L’auteur, familier des médias, a pillé — et ne s’en cache pas — les collections des journaux de l’époque, jusqu’à L’Indépendant des Pyrénées-Orientales qu’on suppose cher à son cœur. Le style un peu accrocheur (« l’énorme fauve prêt à bondir ») s’en ressent, avec cette tournure en cascade. courante chez lui (« et la pétarade de s’accentuer, et les blessés de gémir… ») et des reportages quelquefois désopilants (la musique moscovite « exécutant sans fausse note le Horst Wessel Lied », la tournée de Summer Welles accompagné de son « inséparable valet de chambre », ou encore ce quasi-conseil de cabinet présidé par Hélène de Portes), le tout alternant avec des raccourcis menés tambour battant et quelques à-peu-près, citant « Mgr Tito » comme président slovaque. La drôle de guerre est exposée en quarante-sept courts chapitres relatant les péripéties de ces quelque dix-huit mois qui virent à la fois sur le front français un engourdissement, et à l’extérieur un bouillonnement d’épisodes se déroulant à vive allure : dépeçage de la Pologne accompli à 50 kilomètres par jour, héroïque défense finlandaise sublimée par la blondeur des Lottas, invasion de la Norvège et coupure bien précaire de la route du fer, guerre sur mer illustrée par la fin chevaleresque du Graf Spee, et aussi les démarches d’intermédiaires plus ou moins mandatés, les intrigues romaines, les manœuvres de Roosevelt…
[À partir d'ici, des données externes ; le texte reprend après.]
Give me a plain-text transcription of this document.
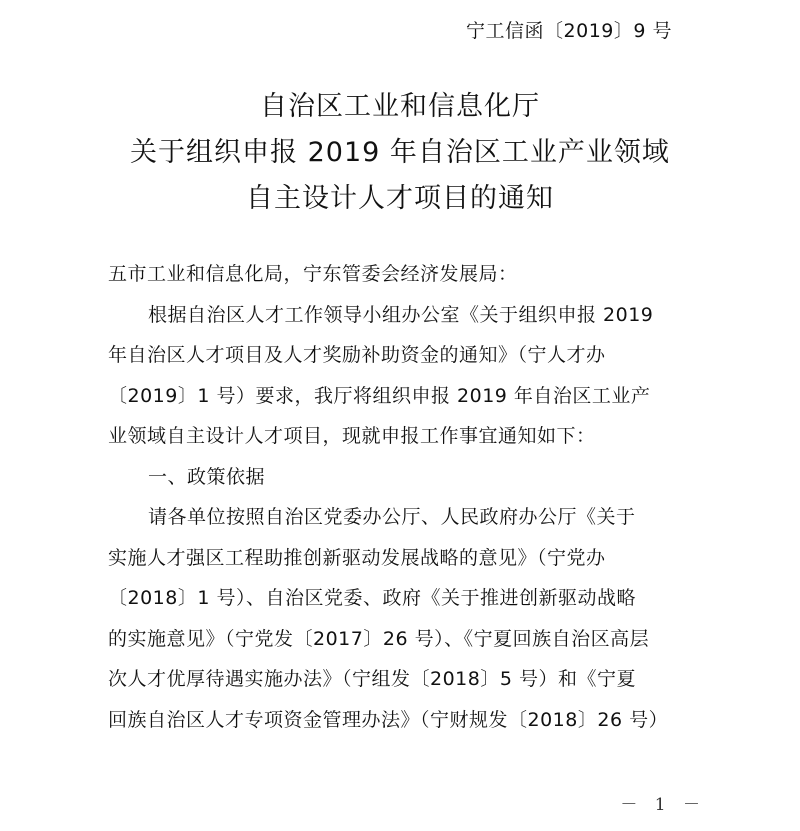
宁工信函〔2019〕9 号
自治区工业和信息化厅
关于组织申报 2019 年自治区工业产业领域
自主设计人才项目的通知

五市工业和信息化局，宁东管委会经济发展局：

根据自治区人才工作领导小组办公室《关于组织申报 2019

年自治区人才项目及人才奖励补助资金的通知》（宁人才办

〔2019〕1 号）要求，我厅将组织申报 2019 年自治区工业产

业领域自主设计人才项目，现就申报工作事宜通知如下：

一、政策依据

请各单位按照自治区党委办公厅、人民政府办公厅《关于

实施人才强区工程助推创新驱动发展战略的意见》（宁党办

〔2018〕1 号）、自治区党委、政府《关于推进创新驱动战略

的实施意见》（宁党发〔2017〕26 号）、《宁夏回族自治区高层

次人才优厚待遇实施办法》（宁组发〔2018〕5 号）和《宁夏

回族自治区人才专项资金管理办法》（宁财规发〔2018〕26 号）

－ 1 －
Le dossier est difficilement défendable, encore qu’il faille sans doute opérer le tri entre l’essentiel et l’accessoire. Pendant la Grande Guerre, il y eut aussi certains chefs insuffisants et des planqués en uniforme de fantaisie paradant dans les bars chics de la capitale ; le bourrage de crâne fonctionnait ; le diable au corps rôdait et les débats parlementaires s’enlisaient à l’occasion dans des sujets futiles. L’excellent chapitre XVI analyse les atouts (il y en eut, et la conception de la manœuvre « Dyle » n’était pas absurde) et les grosses lacunes de notre appareil militaire de 1939. Des éléments majeurs semblent plus que d’autres annoncer la catastrophe : d’une part, en stratégie, « la folie d’une politique extérieure d’alliance avec des peuples lointains conduite parallèlement avec une politique militaire purement défensive », d’autre part, ceci allant de pair avec cela, la lassitude d’une république vieillissante et d’un peuple saigné à blanc vingt ans auparavant, face à une ambition dévorante et à la soif de revanche. Tout en résulte : les hésitations des politiques, la timidité envers les techniques modernes, l’ennui des mobilisés ne suscitant pas de troubles graves mais ayant rejoint sans enthousiasme et n’ayant pas connu d’emblée le réveil d’un miracle de la Marne.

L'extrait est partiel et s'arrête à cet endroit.